20m2 eel noodle shop in Hanoi's Old Quarter "caught the eye" of Michelin
Báo Dân trí•19/11/2024
(Dan Tri) - Selling eel vermicelli for more than 40 years in the center of Hanoi's Old Quarter, Ms. Quach Kim Dung (owner) confidently asserts: "My restaurant is popular not because of Michelin."
An eel noodle shop on Hang Dieu Street, opposite Hang Da Market (Hoan Kiem District, Hanoi) was recommended by Michelin to be on the list of "delicious, affordable" restaurants in 2024. This is the only eel noodle shop in Vietnam that has "caught the eye" of Michelin reviewers. Ms. Quach Kim Dung (right corner), owner of an eel noodle shop, said she did not know about this information until a customer came to eat and congratulate her. At that moment, she asked "What is Michelin?", then realized that she had previously forgotten the award invitation in the drawer. Ms. Dung said she was quite surprised and proud when her family restaurant was recognized by a prestigious culinary award. "This will contribute to introducing new delicious dishes to diners, especially foreign guests, so that they know that Hanoi has more than just delicious pho," the restaurant owner said. According to Ms. Dung's observation, in 1984, Hanoi did not have any eel noodle shops, while beef noodle shops appeared everywhere. From selling rice and rice rolls, she decided to open an eel shop at home. For the past 40 years, the space of the restaurant has not changed much. The area is about 20m2, the restaurant is divided into two floors, each floor has about 6 stainless steel tables for 6 people to sit.

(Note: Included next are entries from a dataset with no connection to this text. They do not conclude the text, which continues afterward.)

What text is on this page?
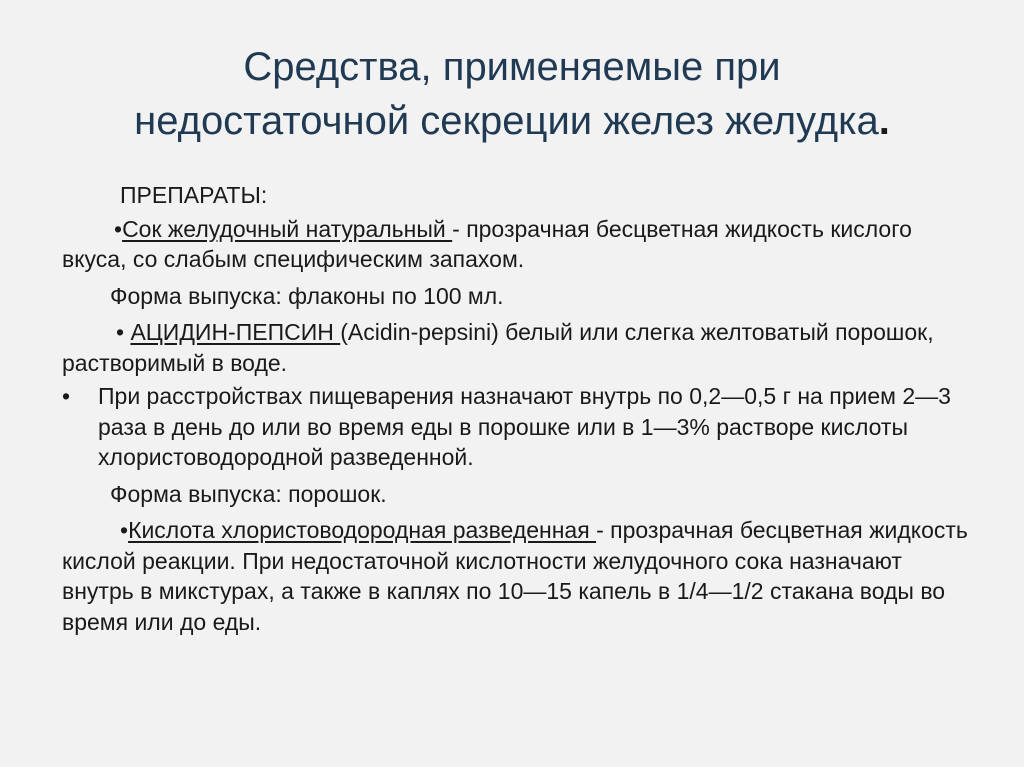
Средства, применяемые при
недостаточной секреции желез желудка.

ПРЕПАРАТЫ:

•Сок желудочный натуральный - прозрачная бесцветная жидкость кислого вкуса, со слабым специфическим запахом.

Форма выпуска: флаконы по 100 мл.

• АЦИДИН-ПЕПСИН (Acidin-pepsini) белый или слегка желтоватый порошок, растворимый в воде.

• При расстройствах пищеварения назначают внутрь по 0,2—0,5 г на прием 2—3 раза в день до или во время еды в порошке или в 1—3% растворе кислоты хлористоводородной разведенной.

Форма выпуска: порошок.

•Кислота хлористоводородная разведенная - прозрачная бесцветная жидкость кислой реакции. При недостаточной кислотности желудочного сока назначают внутрь в микстурах, а также в каплях по 10—15 капель в 1/4—1/2 стакана воды во время или до еды.
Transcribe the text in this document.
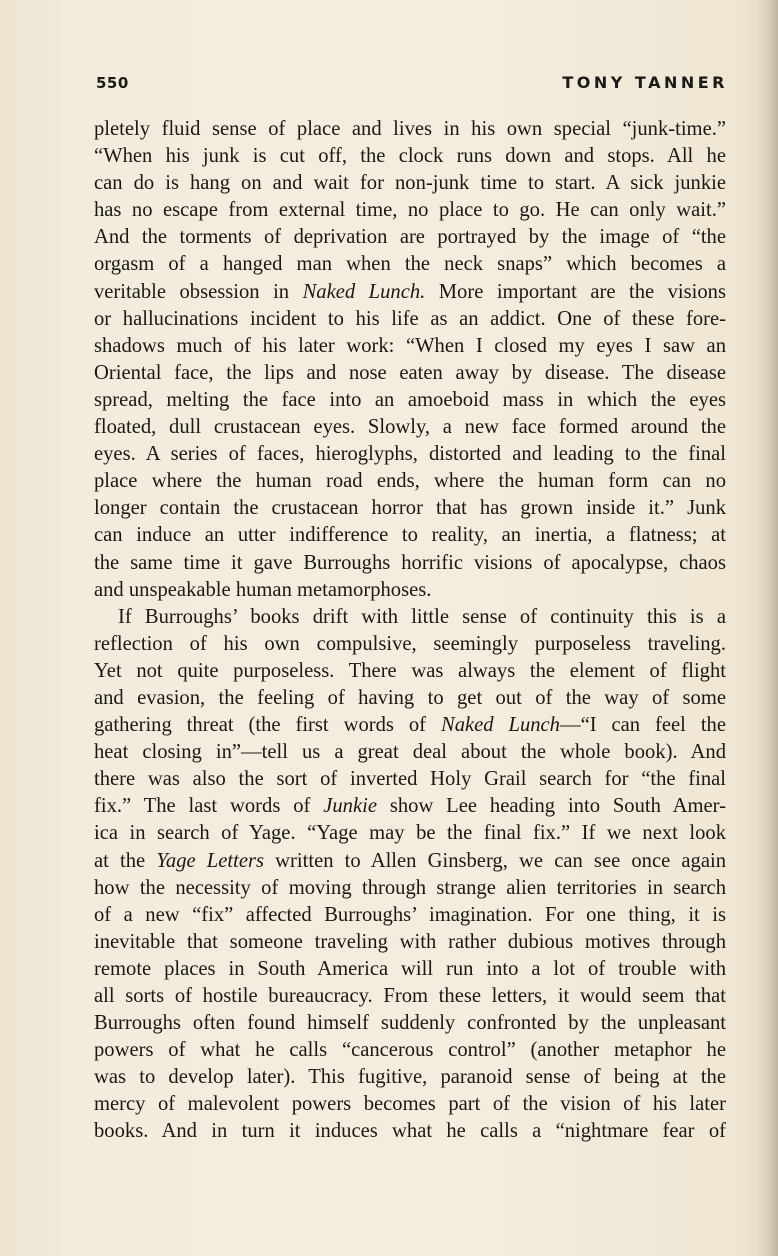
550	TONY TANNER
pletely fluid sense of place and lives in his own special “junk-time.”
“When his junk is cut off, the clock runs down and stops. All he
can do is hang on and wait for non-junk time to start. A sick junkie
has no escape from external time, no place to go. He can only wait.”
And the torments of deprivation are portrayed by the image of “the
orgasm of a hanged man when the neck snaps” which becomes a
veritable obsession in Naked Lunch. More important are the visions
or hallucinations incident to his life as an addict. One of these fore-
shadows much of his later work: “When I closed my eyes I saw an
Oriental face, the lips and nose eaten away by disease. The disease
spread, melting the face into an amoeboid mass in which the eyes
floated, dull crustacean eyes. Slowly, a new face formed around the
eyes. A series of faces, hieroglyphs, distorted and leading to the final
place where the human road ends, where the human form can no
longer contain the crustacean horror that has grown inside it.” Junk
can induce an utter indifference to reality, an inertia, a flatness; at
the same time it gave Burroughs horrific visions of apocalypse, chaos
and unspeakable human metamorphoses.
If Burroughs’ books drift with little sense of continuity this is a
reflection of his own compulsive, seemingly purposeless traveling.
Yet not quite purposeless. There was always the element of flight
and evasion, the feeling of having to get out of the way of some
gathering threat (the first words of Naked Lunch—“I can feel the
heat closing in”—tell us a great deal about the whole book). And
there was also the sort of inverted Holy Grail search for “the final
fix.” The last words of Junkie show Lee heading into South Amer-
ica in search of Yage. “Yage may be the final fix.” If we next look
at the Yage Letters written to Allen Ginsberg, we can see once again
how the necessity of moving through strange alien territories in search
of a new “fix” affected Burroughs’ imagination. For one thing, it is
inevitable that someone traveling with rather dubious motives through
remote places in South America will run into a lot of trouble with
all sorts of hostile bureaucracy. From these letters, it would seem that
Burroughs often found himself suddenly confronted by the unpleasant
powers of what he calls “cancerous control” (another metaphor he
was to develop later). This fugitive, paranoid sense of being at the
mercy of malevolent powers becomes part of the vision of his later
books. And in turn it induces what he calls a “nightmare fear of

The processing and ingredient counter is located right at the entrance, so diners can observe the entire process of making a bowl of eel vermicelli. Only the stir-fried vermicelli is prepared in the kitchen. Unlike many eel restaurants in Hanoi that usually only serve vermicelli, stir-fry, and mixed dishes, Ms. Dung's restaurant also serves porridge, soup, and eel rolls. Each dish costs between VND30,000 and VND65,000. In addition, the restaurant also has vacuum-packed eels that customers can buy and cook themselves, priced at VND1.5 million/kg. A bowl of eel vermicelli mixed with soy sauce, served with cucumber, perilla, basil, mint... sprinkled with roasted peanuts and fried onions. The eel is cut into small pieces and fried until crispy. Eel rolls, priced at VND30,000 per serving, are also a favorite dish of customers, served with vermicelli. In addition to crispy fried eel, which goes well with vermicelli soup, stir-fries and mixes, the restaurant also sells soft eel, which goes well with dishes such as porridge and soup. According to Ms. Dung, the number of customers eating crispy eel is 5-6 times higher than soft eel. The eels at the restaurant are selected from long-time customers in Bac Ninh and Nghe An. The broth is cooked by Mrs. Dung according to her own recipe. To have a clear broth, she cleans all the ingredients, including the pork and eel bones. The bones are blanched before simmering. The preparation stage is usually done from 3 to 4 pm the day before. Dong Thinh eel vermicelli opens from 7am to 10pm daily, with peak hours from 12pm to 1:30pm and after 6pm. The customers are mainly regulars from Hanoi, and some tourists from other provinces. Recently, there have been more Asian international guests. According to Ms. Dung, the eel vermicelli restaurant has existed in the center of the old town for more than 40 years with a single, family-preserved recipe. It is not a restaurant that is advertised widely, but it is crowded with customers every day. "Therefore, there is no reason to change even after Michelin suggested it," the restaurant owner said.